Os especuladores exageram os movimentos. Hoje eles estão forçando uma baixa excessiva. Logo passarão para o outro extremo. Vão forçar uma subida muito rápida dos preços.

Essa onda de choque vai provocar uma grande instabilidade na economia mundial. Com os preços altos dos grãos (soja, milho e trigo) a inflação vai voltar com muita força nos países mais desenvolvidos, Estados Unidos e Europa, e também na China.

O mundo inteiro vai descobrir que os estoques mundiais de grãos estarão muito baixos. E a recuperação dos estoques vai demorar de dois a três anos.

O que a China fez foi provocar artificialmente uma onda de grande instabilidade nos mercados financeiros de commodities agrícolas. Ela será a maior prejudicada. Os preços dos alimentos na China vão sofrer uma grande alta. Foi um tiro no pé. Uma lição a ser aprendida.

O preço de especular no mercado financeiro de commodities agrícolas é muito grande para a estabilidade dos preços de comida.

No segundo semestre de 2024 teremos um ambiente de grande instabilidade: a derrota da Rússia na guerra com a Ucrânia e uma forte inflação nos países desenvolvidos e na China.

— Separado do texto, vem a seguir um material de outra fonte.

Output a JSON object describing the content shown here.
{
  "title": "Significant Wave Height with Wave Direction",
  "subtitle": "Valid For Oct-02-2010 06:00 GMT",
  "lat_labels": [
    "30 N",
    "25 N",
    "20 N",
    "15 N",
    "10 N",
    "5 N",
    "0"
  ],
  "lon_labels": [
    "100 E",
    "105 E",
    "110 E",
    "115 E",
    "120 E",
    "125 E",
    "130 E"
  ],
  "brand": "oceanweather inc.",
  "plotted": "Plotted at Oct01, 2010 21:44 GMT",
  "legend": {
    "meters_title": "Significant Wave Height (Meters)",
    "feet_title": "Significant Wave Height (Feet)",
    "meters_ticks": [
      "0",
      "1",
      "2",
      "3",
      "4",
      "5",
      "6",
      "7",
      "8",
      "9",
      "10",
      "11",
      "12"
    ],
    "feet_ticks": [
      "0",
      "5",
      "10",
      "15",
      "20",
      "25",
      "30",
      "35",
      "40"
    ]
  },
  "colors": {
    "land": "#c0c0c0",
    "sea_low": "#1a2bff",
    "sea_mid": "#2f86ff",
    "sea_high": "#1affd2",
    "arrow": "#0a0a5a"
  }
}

Na realidade, esses dois fatores estão profundamente interligados. A guerra reduziu a produção de grãos na Ucrânia e na Rússia. 2023-2024 foi um período de el niño extremamente forte, que reduziu a produção de grãos no Brasil.

Para piorar as coisas, a China fez fortes especulações nos preços agrícolas, o que provocará uma onda de inflação no mundo inteiro.

Para o Brasil, essa instabilidade será benéfica. Com preços muito altos, o Brasil terá um grande superávit na Balança Comercial, que deve passar dos 150 bilhões de dólares já em 2024.

Outra consequência será uma grande onda de investimentos para aumentar a safra 2024-2025, que só começará a ser plantada em setembro.

Entre agora e o início de abril deve ocorrer uma forte mudança dos preços das commodities agrícolas. Qualquer pequeno detalhe será suficiente. Todas as condições para a rápida mudança já estão preparadas. Basta uma pequena centelha.